MI SELECCIÓN DE NOTICIAS
Noticias personalizadas, de acuerdo a sus temas de interés
Nuestra gran chef Leo Espinosa recibió hace unos días el premio mundial de la Sociedad Vasca de Gastronomía, un reconocimiento excepcional a una propuesta culinaria que parte de investigar, rescatar e innovar en el uso de ingredientes de la biodiversidad y la cultura colombiana. Como ella, otros pioneros de las artes dionisiacas del comer y beber han diseñado una oferta excepcional de sabores y aromas capaz de renovar la conexión gozosa de las personas con su territorio, un proceso que seguramente llegará muy lejos en los próximos años, mucho más en el contexto de la avalancha turística que ya se asoma.

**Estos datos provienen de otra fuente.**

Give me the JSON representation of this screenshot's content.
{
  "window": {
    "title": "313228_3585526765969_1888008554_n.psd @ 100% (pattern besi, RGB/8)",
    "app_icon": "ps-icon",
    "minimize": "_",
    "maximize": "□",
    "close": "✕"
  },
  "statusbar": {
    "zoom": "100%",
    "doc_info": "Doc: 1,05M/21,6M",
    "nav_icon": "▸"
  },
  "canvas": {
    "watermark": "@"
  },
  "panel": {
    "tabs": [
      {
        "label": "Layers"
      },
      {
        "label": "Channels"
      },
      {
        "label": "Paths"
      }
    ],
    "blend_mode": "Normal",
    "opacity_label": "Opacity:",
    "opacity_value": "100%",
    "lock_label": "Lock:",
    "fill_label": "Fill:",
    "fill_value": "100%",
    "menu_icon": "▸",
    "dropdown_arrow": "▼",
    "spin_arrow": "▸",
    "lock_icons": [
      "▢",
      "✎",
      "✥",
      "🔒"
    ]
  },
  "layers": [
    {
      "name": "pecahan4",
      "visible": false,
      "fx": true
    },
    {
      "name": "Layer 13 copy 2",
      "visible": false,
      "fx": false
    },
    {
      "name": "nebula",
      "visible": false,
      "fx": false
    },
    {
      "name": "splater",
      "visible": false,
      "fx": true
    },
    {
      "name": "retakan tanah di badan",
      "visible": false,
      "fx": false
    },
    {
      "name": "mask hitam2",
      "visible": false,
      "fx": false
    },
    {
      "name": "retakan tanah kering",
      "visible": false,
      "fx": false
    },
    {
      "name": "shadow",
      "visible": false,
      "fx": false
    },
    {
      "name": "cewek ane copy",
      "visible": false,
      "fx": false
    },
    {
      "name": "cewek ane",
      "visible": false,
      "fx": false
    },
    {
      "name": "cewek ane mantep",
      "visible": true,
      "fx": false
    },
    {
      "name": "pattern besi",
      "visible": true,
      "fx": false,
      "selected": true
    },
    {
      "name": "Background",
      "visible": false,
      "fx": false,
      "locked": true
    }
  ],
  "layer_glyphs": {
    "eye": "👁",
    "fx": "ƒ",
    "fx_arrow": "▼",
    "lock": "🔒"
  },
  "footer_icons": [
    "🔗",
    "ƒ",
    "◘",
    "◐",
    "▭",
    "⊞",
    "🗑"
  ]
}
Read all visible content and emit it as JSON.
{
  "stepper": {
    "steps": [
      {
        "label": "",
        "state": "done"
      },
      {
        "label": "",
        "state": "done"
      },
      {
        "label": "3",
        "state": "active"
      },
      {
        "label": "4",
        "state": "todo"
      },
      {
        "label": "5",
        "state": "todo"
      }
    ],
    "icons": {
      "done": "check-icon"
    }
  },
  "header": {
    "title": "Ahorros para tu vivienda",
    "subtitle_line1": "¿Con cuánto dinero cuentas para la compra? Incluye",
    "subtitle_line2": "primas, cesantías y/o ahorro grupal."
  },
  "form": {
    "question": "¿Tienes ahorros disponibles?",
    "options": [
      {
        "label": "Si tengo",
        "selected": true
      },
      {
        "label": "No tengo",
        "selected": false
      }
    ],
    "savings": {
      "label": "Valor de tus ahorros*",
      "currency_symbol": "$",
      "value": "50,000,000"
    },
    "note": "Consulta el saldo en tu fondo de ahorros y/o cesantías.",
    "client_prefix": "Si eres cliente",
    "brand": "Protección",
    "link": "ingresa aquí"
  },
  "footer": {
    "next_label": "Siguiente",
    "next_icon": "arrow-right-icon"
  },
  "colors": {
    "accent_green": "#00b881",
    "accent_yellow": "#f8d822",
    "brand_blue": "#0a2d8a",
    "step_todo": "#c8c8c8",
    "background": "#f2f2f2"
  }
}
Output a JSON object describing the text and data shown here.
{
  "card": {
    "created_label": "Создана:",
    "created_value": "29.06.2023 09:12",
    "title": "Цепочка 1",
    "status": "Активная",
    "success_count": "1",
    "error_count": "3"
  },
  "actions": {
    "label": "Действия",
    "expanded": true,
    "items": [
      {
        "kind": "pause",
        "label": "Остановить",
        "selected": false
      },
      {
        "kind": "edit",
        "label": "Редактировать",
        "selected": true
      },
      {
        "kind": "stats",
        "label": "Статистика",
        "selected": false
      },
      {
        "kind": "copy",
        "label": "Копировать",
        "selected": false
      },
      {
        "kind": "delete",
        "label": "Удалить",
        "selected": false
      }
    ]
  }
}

La comida es hoy una de las grandes protagonistas de los canales de televisión, su historia y su ecología un ingrediente que enriquece la experiencia de maneras exponenciales: no es lo mismo comer queso que probar un suflé de queso Paipa con denominación de origen y reconocimiento pleno de su autoría campesina boyacense. De hecho, ese plato fue uno de los primeros que mi abuela catalana construyó a su llegada como refugiada española en la década de los cuarenta y es parte del patrimonio culinario familiar, un testimonio de los maridajes de tradiciones y restricciones a las que nos somete la vida con resultados positivos.
La comida, como reconoce incluso la plataforma global de biodiversidad (Ipbes) es una contribución fundamental de la naturaleza al bienestar humano, pero mucho más allá de su contenido calórico y nutricional, por su valor simbólico. Como el oro, motivo de debate acerca de la génesis de los valores en la sociedad. Por ese mismo motivo, representa el vínculo con la gestión de la flora y la fauna, y un indicador de la salud e integridad de los ecosistemas. Si se deja de comer bocachico en el río Magdalena, la extinción ciertamente nos trae el hambre, pero tal vez peor en nuestra condición humana, la tristeza: el vacío de un sabor que trae pegado la vida entera del pescador. Y de todo su modo de vida.
Comerse el pez león es una estrategia maravillosa que los hermanos Rausch crearon para ayudar con la muela al ecosistema, pero también redescubrir los pescados moqueados del Guanía, las hayacas con carne de lapa, el guiso de pato pisingo y otras delicadezas que hoy, en su mayoría, son ilegales porque lo único permitido es la carne de vaca africana, de cerdo polinesio, de pollo neozelandes, de cabra afgana, de caballo francés. Las nuestras, sacralizadas pese a ser autóctonas, por no transitar al plato se extinguen en el silencio y el olvido, arrastradas por la deforestación que sí hace potreros. Las contradicciones culturales son devastadoras, solo vale el modelo colonial y de los colonos, porque lo nuestro no circula: Invima no lo permite, la normatividad ambiental menos. Si bien los consumos silvestres no son para nada generalizables, hay que ver cómo los países que aportaron las especies y muchas de las recetas que hoy disfrutamos siguen comiendo jabalíes y venados sin vergüenza ni excusas de la mala ciencia: comer bien no extingue si aporta a valorar la vida y promueve una nueva versión de la alianza que hizo que humanos y especies domésticas acabaran en mutualismos globalizados. Puede ser mejor alternativa comer un buen guiso de ratón de manglar o un sancocho de hicotea en cuaresma, que ver sus hábitats destruidos por la tala, el incendio y la desecación deliberada.
Es el momento de pasar la babilla al plato y asegurar con ello el futuro de toda la especie. Bienvenidos nuestros chefs a esta revolución.